On Sunday, Mexican authorities revealed that they had discovered the body of Ingrid Escamilla.

According to reports, Escamilla was found lifeless with her body skinned and many of her organs missing. At the scene, a 46-year-old man was also discovered alive. His body was covered in bloodstains and he was arrested.

As of this story wasn’t troubling enough, local tabloids and websites managed to bring more tragedy to the victim and her family by splashing leaked graphic photos and videos of the victim’s body. In a terribly crafted headline, one paper by the name of Pasala printed the photos on its front page with the headline “It was Cupid’s fault.” The headline is a reference to the fact that the man found at the scene was Escamilla’s husband.

According to leaked video footage from the arrest scene, Escamilla’s husband admitted to stabbing his wife after a heated argument in which she threatened to kill him. He then claimed to have skinned her body to eliminate evidence.

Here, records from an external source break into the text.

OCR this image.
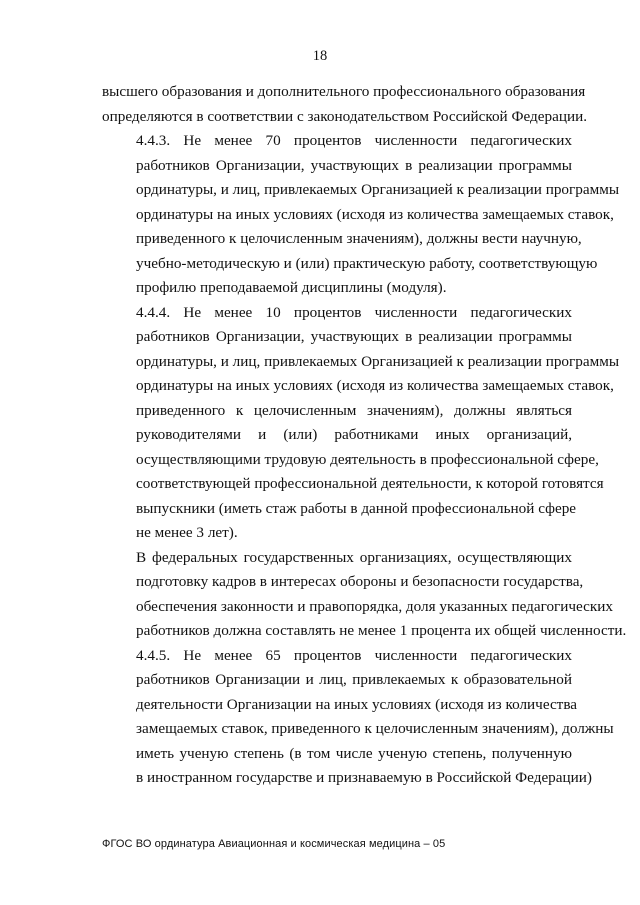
18

высшего образования и дополнительного профессионального образования
определяются в соответствии с законодательством Российской Федерации.

4.4.3. Не менее 70 процентов численности педагогических
работников Организации, участвующих в реализации программы
ординатуры, и лиц, привлекаемых Организацией к реализации программы
ординатуры на иных условиях (исходя из количества замещаемых ставок,
приведенного к целочисленным значениям), должны вести научную,
учебно-методическую и (или) практическую работу, соответствующую
профилю преподаваемой дисциплины (модуля).

4.4.4. Не менее 10 процентов численности педагогических
работников Организации, участвующих в реализации программы
ординатуры, и лиц, привлекаемых Организацией к реализации программы
ординатуры на иных условиях (исходя из количества замещаемых ставок,
приведенного к целочисленным значениям), должны являться
руководителями и (или) работниками иных организаций,
осуществляющими трудовую деятельность в профессиональной сфере,
соответствующей профессиональной деятельности, к которой готовятся
выпускники (иметь стаж работы в данной профессиональной сфере
не менее 3 лет).

В федеральных государственных организациях, осуществляющих
подготовку кадров в интересах обороны и безопасности государства,
обеспечения законности и правопорядка, доля указанных педагогических
работников должна составлять не менее 1 процента их общей численности.

4.4.5. Не менее 65 процентов численности педагогических
работников Организации и лиц, привлекаемых к образовательной
деятельности Организации на иных условиях (исходя из количества
замещаемых ставок, приведенного к целочисленным значениям), должны
иметь ученую степень (в том числе ученую степень, полученную
в иностранном государстве и признаваемую в Российской Федерации)

ФГОС ВО ординатура Авиационная и космическая медицина – 05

Mexic City’s mayor, Claudia Sheinbaum, revealed that prosecutors will demand the maximum sentence against the alleged perpetrator.

“Femicide is an absolutely condemnable crime. It is appalling when hatred reaches extremes like in the case of Ingrid Escamilla,” Sheinbaum wrote in a tweet according to CNN. According to reports, Mexico broke records in 2018 when its homicide record reached over 33,000 people that year.

The publication of Escamilla’s mutilated body has sparked discussions regarding the way in which reports about violence against women are handled.

Women’s rights organizations have lambasted the papers that originally published photos of Escamilla’s body and Mexican President Andrés Manuel López Obrador also expressed criticism of the media’s response to the brutal slaying.

In a press conference on Thursday, President López Obrador expressed his determination to find and punish anyone responsible for the image leaks. “This is a crime, that needs to be punished, whoever it is,” he stated.